Role for fibroblasts in the chronic immune response in COPD
Initial Award Abstract
Chronic Obstructive Lung Disease (COPD) is caused by loss of the walls of air sacs and by narrowing of the airways due to scarring. Currently, there are no effective therapies to treat COPD. While the loss of alveoli is unlikely to be reversible, the narrowing of the airways represents a possible therapeutic target. |
TGF-B is a potent molecule that causes scarring and there is ample evidence that it plays a role in airway wall narrowing. However, TGF-B must be made active before it can function. Our published and preliminary data suggest that in COPD, enhanced TGF-B activation is cause by molecules, called integrins, located on the surface of airway cell types. Our published studies demonstrate that integrin-mediated TGF-B activation in airway cell types correlates with worsening airway obstruction. Our pilot experiments using genetic deletion of a particular integrin, avB8 blocks airway inflammation and fibrosis in a mouse COPD model. This data suggests that the integrin avB8 might be novel therapeutic targets in COPD.
The roles of the various airway cell types (i.e. epithelium, immune cells and fibroblasts) that are implicated in airway narrowing in COPD are not completely understood. Our work proposed here is the first to directly implicate the fibroblast in contributing to the abnormal persistent inflammatory response that characterizes COPD. We propose experiments that characterize the mechanisms involved in fibroblast regulation of pathologic inflammation. This work identifies several unique targets to block both inflammation and fibrosis in COPD.

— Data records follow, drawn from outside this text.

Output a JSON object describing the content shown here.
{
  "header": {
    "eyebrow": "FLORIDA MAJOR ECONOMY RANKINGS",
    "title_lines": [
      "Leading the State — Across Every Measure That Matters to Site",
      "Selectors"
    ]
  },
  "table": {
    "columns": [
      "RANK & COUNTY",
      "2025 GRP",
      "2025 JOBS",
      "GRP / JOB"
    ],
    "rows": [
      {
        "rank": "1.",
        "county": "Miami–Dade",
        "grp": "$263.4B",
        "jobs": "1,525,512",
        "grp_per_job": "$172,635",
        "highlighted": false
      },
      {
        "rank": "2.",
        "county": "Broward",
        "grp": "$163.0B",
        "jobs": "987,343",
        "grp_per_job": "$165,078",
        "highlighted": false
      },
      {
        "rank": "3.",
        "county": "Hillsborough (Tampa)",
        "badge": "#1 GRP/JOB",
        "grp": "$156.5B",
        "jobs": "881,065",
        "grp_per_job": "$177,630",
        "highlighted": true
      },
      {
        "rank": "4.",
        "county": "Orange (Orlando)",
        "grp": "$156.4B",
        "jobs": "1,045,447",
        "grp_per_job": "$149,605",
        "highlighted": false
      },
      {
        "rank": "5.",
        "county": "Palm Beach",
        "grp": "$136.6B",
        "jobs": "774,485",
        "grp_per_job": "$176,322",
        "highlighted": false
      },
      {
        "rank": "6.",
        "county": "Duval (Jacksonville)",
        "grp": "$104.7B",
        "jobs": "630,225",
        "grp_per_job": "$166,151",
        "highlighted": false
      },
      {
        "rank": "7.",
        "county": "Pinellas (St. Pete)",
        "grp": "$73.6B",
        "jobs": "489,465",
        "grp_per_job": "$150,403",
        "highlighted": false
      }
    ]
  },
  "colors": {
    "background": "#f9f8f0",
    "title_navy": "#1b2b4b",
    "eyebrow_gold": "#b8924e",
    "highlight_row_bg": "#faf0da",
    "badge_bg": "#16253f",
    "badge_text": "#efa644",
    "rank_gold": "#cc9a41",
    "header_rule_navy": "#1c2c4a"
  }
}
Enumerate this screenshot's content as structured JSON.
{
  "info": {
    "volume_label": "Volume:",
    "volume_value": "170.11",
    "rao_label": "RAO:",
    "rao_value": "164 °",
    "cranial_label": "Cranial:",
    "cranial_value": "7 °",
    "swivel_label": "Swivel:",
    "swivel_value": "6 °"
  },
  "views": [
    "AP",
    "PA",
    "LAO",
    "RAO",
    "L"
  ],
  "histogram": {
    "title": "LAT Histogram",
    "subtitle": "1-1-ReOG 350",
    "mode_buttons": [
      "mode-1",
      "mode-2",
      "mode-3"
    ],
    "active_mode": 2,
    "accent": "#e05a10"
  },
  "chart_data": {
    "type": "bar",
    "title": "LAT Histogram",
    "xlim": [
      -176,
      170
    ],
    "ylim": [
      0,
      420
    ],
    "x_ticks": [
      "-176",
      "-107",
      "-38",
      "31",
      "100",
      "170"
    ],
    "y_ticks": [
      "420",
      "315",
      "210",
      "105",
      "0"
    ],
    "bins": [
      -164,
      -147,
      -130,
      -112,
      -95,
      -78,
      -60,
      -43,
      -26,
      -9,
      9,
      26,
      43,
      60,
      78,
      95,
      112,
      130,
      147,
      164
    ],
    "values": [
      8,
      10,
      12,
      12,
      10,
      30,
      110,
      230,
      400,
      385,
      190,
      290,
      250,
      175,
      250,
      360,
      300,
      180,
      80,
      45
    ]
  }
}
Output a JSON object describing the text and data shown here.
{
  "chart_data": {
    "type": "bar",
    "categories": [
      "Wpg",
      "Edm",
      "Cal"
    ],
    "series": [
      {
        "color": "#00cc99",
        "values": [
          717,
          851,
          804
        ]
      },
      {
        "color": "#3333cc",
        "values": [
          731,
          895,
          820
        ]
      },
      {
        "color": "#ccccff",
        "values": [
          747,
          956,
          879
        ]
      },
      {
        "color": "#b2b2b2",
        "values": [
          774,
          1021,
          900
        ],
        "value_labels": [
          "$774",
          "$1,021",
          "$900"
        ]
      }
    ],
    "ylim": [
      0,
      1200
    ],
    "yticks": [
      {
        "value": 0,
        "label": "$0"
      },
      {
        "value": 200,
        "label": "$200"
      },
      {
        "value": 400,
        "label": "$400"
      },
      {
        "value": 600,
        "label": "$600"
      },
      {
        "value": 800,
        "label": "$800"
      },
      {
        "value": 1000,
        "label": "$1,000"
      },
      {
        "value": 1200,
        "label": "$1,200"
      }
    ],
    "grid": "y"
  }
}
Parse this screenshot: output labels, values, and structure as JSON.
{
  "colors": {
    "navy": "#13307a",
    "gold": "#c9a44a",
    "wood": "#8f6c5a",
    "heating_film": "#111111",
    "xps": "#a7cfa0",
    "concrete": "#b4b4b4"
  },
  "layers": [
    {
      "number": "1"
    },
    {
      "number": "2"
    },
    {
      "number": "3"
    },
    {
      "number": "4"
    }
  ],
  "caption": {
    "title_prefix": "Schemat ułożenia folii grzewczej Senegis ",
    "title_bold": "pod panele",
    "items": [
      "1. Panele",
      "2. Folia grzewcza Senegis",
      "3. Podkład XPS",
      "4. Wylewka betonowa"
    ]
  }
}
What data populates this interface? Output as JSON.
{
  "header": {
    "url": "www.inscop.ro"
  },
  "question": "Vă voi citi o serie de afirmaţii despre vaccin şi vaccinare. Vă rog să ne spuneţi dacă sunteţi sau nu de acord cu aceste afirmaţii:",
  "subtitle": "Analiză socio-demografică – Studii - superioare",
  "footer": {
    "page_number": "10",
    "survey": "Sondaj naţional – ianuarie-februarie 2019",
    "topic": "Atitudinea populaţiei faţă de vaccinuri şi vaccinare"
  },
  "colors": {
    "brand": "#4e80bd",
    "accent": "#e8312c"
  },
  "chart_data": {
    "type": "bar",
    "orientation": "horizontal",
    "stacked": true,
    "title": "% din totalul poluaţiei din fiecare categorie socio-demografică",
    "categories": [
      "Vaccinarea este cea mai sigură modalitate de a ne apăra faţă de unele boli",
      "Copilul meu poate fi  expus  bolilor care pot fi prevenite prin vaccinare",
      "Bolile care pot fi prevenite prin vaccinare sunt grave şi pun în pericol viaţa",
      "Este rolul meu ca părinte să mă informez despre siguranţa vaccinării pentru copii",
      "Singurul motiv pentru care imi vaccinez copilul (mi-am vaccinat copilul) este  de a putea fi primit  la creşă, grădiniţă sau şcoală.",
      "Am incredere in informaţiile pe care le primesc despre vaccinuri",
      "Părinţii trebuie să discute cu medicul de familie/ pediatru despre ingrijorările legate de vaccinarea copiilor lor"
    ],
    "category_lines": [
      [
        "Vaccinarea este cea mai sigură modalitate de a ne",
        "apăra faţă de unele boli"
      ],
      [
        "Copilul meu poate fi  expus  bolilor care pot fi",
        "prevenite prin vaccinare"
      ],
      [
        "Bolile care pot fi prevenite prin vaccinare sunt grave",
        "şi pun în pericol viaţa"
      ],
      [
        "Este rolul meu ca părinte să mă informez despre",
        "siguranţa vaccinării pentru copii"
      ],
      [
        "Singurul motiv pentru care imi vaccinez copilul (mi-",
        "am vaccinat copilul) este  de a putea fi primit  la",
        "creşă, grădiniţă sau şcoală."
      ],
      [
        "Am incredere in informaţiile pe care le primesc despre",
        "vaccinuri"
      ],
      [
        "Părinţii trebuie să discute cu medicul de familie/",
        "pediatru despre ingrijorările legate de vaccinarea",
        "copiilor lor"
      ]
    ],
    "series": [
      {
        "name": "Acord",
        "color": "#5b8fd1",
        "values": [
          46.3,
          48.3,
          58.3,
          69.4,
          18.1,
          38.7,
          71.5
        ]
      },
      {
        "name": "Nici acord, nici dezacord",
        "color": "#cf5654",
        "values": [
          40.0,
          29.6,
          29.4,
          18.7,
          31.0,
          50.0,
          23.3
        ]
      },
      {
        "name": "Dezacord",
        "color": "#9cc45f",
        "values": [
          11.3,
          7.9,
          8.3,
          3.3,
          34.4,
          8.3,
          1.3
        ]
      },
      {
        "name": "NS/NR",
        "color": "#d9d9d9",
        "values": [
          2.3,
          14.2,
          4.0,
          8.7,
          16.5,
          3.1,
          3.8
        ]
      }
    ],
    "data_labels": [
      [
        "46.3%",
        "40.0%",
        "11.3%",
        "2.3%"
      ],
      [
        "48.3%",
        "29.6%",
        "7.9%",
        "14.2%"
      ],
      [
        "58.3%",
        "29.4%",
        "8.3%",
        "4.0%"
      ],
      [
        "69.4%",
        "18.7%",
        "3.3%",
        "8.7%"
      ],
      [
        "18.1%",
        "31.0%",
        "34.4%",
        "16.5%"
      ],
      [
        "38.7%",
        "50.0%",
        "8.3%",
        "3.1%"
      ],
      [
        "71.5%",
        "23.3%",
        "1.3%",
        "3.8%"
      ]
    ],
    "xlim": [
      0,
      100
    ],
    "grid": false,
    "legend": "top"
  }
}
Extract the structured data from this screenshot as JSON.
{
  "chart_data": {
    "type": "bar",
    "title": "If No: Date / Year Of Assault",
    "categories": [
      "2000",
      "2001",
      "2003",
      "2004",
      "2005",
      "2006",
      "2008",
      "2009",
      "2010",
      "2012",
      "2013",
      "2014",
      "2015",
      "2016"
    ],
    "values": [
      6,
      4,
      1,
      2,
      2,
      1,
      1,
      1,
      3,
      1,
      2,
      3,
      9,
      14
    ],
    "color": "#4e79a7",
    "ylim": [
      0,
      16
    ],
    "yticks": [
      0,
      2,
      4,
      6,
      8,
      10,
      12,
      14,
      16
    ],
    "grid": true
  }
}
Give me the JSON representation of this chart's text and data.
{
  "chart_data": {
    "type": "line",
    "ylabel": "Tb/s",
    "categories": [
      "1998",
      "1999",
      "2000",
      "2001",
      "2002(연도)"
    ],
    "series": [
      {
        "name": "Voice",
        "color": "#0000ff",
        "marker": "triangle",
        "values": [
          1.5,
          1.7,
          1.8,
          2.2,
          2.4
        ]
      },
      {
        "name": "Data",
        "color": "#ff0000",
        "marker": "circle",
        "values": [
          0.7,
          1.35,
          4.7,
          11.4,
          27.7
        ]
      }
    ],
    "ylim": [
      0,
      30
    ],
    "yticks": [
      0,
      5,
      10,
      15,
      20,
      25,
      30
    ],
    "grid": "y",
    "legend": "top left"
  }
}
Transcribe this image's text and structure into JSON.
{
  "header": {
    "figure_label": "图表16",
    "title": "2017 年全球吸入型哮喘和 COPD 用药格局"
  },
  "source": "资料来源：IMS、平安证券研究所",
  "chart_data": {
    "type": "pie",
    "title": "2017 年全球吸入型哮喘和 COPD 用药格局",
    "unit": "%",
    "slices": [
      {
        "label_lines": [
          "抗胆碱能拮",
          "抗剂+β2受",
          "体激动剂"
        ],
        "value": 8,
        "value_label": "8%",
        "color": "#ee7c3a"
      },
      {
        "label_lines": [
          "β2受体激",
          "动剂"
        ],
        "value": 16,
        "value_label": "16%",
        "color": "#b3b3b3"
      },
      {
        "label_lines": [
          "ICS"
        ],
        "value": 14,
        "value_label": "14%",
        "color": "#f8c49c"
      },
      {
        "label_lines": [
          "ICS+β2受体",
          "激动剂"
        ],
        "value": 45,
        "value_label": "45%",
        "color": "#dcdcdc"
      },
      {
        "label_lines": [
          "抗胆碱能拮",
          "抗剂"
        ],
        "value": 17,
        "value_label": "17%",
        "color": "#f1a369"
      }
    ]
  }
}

This new work represents three entirely new directions for our laboratory 1) developing mouse models of airway disease; 2) studying pathologic immunity; 3) studying the in vivo effects of tobacco smoke. The successful completion of the proposed experiments will allow our laboratory to establish the facility, methodology and expertise to study tobacco related lung disease in mice.
In this proposal we test the hypothesis that the integrin avB8 contributes pathologic inflammation and fibrosis in airway remodeling in COPD.
We will use genetic deletion models combined with the use of biospecimens to maximize the application of our findings to human COPD.
The successful completion of this project will be a crucial translation step in establishing the role and mechanism of integrin-mediated TGF-B activation in small airways disease in COPD.